To me, the issue was: How do you get business support for beginning to think seriously about their wage gaps? And so, over the last six months I’ve been working with AIM [Associated Industries of Massachusetts], the state’s largest business association. I can't speak for them. They will speak for themselves. However, I believe this is legislation they can support. It requires employers to report to the state the EEOC filing they send annually to the federal government. The state will aggregate that data so that what the public sees is the gender and racial representation in hierarchical positions by industry. It will also require employers to disclose pay ranges for positions to job applicants and current employees upon request.

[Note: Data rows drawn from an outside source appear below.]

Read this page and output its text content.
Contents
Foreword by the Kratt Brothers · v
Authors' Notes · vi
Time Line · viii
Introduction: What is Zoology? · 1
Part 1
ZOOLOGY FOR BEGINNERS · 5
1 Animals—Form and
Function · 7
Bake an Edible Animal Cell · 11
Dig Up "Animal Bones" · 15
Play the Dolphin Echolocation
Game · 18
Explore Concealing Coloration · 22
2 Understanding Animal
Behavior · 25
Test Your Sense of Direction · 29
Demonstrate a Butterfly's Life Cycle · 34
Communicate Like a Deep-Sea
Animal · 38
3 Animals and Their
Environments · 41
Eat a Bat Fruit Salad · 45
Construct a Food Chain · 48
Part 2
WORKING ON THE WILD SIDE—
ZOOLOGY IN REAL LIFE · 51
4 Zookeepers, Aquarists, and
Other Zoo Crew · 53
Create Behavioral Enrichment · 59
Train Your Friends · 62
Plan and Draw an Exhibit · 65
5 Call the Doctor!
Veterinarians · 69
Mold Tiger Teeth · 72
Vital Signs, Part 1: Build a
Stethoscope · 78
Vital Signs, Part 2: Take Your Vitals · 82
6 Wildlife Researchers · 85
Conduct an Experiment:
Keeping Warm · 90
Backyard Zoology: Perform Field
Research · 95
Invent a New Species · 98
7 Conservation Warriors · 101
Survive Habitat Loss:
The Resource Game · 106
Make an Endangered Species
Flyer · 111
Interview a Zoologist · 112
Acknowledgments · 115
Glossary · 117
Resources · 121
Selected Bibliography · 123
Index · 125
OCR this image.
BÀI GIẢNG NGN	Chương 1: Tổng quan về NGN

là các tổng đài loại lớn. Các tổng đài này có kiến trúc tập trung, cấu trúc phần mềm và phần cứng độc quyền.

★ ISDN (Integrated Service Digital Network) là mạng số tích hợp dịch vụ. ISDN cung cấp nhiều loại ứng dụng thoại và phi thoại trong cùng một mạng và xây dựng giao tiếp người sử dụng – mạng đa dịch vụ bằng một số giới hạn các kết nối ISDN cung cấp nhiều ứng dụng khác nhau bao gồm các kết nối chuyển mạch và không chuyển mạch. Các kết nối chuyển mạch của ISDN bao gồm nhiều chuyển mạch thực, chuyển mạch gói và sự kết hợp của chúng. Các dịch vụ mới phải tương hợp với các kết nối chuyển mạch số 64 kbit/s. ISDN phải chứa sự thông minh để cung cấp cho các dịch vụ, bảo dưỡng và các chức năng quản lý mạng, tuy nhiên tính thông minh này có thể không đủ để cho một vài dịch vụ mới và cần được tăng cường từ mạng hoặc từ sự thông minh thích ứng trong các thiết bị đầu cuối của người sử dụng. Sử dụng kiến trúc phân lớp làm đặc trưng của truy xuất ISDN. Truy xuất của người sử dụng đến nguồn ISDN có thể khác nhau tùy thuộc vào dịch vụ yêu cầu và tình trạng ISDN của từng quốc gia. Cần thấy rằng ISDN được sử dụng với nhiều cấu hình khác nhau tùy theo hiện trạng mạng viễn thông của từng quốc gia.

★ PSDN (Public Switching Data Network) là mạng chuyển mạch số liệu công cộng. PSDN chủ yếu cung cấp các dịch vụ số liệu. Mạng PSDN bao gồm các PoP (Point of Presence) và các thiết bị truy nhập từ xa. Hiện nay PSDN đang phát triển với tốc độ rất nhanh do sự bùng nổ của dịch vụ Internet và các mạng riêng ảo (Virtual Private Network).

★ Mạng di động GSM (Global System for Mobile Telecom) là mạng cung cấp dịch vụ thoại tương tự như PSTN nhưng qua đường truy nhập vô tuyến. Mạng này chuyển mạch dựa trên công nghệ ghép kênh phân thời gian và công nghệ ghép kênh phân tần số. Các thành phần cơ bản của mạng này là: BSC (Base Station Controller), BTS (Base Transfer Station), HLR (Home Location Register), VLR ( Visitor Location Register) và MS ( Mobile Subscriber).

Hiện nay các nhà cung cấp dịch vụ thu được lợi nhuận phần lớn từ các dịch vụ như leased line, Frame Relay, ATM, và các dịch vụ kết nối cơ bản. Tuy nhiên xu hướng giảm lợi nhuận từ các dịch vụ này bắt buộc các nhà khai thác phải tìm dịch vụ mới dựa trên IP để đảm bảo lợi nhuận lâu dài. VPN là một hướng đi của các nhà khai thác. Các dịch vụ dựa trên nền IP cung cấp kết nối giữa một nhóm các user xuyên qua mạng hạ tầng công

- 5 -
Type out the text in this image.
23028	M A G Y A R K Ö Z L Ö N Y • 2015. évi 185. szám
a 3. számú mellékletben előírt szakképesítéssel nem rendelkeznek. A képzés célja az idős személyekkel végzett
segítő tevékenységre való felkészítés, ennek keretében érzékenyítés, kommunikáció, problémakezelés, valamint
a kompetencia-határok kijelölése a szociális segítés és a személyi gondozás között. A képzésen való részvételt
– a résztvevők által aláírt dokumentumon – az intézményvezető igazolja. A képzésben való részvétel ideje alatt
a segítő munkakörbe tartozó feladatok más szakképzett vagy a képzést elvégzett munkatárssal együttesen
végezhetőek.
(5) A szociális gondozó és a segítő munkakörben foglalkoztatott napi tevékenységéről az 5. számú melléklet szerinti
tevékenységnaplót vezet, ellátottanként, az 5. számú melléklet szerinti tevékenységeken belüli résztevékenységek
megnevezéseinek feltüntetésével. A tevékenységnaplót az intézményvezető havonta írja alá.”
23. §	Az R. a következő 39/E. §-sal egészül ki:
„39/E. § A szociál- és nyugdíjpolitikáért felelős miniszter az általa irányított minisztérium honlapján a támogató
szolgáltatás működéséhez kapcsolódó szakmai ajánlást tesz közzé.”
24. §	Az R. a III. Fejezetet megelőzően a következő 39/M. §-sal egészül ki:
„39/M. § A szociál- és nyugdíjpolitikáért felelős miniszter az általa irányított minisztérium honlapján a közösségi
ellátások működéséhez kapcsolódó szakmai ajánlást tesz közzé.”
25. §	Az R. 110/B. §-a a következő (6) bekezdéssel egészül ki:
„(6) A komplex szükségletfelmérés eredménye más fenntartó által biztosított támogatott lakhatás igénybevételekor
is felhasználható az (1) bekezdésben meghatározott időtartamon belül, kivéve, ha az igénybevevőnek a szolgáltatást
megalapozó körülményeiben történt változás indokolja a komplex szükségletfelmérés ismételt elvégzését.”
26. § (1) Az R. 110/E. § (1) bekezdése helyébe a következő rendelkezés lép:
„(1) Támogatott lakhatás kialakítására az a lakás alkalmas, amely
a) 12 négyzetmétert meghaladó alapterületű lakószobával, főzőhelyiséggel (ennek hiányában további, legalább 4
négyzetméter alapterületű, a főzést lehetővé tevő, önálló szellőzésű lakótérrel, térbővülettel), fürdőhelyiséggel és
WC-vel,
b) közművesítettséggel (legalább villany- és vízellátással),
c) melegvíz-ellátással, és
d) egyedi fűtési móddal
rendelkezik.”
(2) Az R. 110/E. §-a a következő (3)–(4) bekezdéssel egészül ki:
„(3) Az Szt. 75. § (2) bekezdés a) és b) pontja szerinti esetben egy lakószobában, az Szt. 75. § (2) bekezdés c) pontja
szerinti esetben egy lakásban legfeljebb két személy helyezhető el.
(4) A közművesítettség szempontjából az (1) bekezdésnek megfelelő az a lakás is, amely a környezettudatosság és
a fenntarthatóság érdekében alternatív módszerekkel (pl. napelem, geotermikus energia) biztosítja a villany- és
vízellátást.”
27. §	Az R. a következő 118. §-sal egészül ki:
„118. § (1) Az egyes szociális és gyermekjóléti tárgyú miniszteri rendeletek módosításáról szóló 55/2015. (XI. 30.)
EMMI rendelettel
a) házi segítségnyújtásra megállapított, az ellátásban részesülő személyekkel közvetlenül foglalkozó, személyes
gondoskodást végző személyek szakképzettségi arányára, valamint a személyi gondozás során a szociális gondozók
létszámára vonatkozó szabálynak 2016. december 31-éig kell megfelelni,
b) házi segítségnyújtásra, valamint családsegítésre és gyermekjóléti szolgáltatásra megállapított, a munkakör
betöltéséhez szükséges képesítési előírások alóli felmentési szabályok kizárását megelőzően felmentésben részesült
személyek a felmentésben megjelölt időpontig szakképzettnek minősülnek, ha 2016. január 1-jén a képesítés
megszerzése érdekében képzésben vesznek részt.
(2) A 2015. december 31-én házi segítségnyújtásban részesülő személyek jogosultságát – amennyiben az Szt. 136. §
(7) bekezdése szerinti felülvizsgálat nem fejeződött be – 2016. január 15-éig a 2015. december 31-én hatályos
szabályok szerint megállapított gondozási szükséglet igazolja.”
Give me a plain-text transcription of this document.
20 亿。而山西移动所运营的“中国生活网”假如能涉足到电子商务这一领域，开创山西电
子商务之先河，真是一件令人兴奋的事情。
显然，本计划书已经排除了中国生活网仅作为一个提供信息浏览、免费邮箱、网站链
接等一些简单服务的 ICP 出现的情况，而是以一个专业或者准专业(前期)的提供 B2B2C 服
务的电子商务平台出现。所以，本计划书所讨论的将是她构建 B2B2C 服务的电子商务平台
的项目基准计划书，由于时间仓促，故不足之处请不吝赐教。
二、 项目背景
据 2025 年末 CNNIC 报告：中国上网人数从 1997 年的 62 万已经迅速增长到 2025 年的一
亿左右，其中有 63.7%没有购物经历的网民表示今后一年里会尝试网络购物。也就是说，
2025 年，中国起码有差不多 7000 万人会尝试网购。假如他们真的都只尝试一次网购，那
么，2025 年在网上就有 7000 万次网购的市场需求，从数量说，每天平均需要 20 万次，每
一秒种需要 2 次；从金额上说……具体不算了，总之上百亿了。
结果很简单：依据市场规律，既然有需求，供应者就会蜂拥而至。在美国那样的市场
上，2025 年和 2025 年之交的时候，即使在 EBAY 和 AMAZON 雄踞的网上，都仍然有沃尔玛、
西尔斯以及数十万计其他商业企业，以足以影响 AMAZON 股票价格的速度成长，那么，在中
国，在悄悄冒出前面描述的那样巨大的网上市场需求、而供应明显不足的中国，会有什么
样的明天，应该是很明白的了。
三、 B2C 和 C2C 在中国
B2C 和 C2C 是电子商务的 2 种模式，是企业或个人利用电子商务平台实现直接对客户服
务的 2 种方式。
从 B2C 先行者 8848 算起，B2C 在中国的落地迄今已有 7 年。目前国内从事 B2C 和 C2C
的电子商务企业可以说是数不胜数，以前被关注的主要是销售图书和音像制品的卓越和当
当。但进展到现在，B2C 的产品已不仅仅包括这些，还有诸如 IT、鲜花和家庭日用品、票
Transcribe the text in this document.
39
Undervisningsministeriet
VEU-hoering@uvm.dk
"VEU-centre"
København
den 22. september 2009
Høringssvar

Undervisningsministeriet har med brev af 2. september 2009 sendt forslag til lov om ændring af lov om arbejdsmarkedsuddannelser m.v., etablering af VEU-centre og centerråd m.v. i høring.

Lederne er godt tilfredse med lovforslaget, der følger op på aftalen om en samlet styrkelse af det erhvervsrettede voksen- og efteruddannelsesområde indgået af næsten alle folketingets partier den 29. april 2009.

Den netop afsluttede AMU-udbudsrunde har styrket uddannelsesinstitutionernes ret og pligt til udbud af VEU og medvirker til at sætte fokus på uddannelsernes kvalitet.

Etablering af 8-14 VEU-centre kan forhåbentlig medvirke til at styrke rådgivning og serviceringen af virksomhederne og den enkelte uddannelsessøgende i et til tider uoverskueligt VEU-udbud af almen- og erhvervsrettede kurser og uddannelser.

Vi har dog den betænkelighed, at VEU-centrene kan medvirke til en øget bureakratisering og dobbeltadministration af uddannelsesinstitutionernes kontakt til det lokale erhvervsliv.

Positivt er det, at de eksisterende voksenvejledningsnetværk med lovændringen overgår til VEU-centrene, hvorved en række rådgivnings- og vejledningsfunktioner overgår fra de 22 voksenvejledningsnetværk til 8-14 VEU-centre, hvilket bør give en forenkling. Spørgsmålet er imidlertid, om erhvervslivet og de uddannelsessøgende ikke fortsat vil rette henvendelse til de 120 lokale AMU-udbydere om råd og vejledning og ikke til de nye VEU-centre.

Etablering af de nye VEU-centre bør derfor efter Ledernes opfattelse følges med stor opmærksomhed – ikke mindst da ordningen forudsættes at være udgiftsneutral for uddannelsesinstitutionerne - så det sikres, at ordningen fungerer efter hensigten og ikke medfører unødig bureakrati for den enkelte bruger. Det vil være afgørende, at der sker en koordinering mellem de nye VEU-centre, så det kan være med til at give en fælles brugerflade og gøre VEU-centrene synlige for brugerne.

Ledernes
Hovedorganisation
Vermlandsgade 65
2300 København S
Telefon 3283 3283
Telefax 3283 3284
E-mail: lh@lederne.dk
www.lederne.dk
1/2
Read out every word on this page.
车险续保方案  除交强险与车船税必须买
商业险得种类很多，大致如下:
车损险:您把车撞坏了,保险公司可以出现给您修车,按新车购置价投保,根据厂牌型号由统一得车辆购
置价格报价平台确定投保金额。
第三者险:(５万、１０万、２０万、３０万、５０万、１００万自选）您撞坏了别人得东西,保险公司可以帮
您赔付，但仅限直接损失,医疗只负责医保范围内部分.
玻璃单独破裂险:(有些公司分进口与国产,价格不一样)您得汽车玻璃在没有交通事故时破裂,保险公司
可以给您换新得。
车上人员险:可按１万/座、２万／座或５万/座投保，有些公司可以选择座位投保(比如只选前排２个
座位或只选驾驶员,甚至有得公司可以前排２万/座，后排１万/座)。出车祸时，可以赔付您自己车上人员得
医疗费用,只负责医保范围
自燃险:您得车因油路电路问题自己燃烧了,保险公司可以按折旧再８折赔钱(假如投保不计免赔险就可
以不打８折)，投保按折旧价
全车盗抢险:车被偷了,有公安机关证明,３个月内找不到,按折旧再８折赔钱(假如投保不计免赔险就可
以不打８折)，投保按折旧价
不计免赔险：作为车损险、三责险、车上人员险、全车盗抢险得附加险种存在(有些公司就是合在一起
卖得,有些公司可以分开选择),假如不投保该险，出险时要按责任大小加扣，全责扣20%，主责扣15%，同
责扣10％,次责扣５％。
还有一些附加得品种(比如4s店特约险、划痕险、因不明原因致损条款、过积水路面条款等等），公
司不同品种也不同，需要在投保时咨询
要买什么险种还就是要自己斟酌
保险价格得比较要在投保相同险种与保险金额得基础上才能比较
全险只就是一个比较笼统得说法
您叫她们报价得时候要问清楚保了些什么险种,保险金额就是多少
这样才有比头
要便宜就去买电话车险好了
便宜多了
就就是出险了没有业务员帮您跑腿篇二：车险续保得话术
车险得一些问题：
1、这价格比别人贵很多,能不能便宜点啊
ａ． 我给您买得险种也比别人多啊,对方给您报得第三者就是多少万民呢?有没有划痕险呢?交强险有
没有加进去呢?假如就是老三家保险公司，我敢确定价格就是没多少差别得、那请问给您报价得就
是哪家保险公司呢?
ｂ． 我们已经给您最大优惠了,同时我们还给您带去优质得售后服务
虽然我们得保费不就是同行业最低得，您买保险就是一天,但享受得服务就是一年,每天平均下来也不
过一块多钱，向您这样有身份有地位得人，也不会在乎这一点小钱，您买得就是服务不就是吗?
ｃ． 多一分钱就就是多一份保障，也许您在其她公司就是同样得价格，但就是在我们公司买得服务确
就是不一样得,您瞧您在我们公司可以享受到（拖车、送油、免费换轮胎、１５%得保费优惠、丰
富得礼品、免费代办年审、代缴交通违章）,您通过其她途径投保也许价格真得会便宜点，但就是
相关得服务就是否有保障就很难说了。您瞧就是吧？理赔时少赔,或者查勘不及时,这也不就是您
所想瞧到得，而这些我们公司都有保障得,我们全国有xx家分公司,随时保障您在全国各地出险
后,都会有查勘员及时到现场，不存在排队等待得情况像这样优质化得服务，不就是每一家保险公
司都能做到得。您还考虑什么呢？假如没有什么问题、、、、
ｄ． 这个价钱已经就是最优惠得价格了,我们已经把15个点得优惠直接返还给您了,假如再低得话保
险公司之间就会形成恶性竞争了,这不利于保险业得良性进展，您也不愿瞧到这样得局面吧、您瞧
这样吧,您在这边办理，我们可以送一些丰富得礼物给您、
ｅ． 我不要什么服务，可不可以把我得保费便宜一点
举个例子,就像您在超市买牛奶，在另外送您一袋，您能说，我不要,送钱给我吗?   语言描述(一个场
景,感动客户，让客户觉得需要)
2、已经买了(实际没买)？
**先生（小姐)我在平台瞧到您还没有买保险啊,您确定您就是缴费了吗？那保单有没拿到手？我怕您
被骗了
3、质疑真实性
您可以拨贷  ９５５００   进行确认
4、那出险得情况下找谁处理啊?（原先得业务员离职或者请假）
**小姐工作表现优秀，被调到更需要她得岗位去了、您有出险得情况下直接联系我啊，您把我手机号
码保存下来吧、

It’s the first step and it’s a modest step. But it’s finally saying, “Let’s think constructively about how employers can learn where they fit and whether their policies for attracting, retaining and promoting employees are competitive within their industry.” Employees can assess where they and their employer fit their industry. Younger workers are now looking around trying to find out who’s the fairest and who gives them the most opportunity to earn.
To me, this is a constructive approach through which advocates and employers can bring some sustained, systematic attention to their wage gaps. Over time, I believe this is the route Congress should take, too, because clearly, blame and shame doesn’t work. So, let’s move thoughtfully ahead, bearing in mind that we have a tight labor market and that Massachusetts is losing employees. I have no doubt that demonstrating progress in reducing racial and gender wage gaps can result in enhanced productivity among all employees, especially women and people of color.
The state of California requires employers to file this EEOC data with them. It is not made public by California, and it is only used for litigation by state prosecutors. So, that’s another punitive move. Otherwise, no other state has anything like this. No other state has even proposed anything like this.
TBF: Are you optimistic about passing this legislation?
E.M.: I am encouraged, especially because of the Boston Foundation’s commitment to taking on this important issue and working closely with the coalition. We’ve learned from the previous legislative session how to address wage gaps by involving employers as well as employees. As a result, there is momentum. Massachusetts has been a leader in so many arenas, and I believe we can be a national leader in the fight for wage equity now for women and for people of color.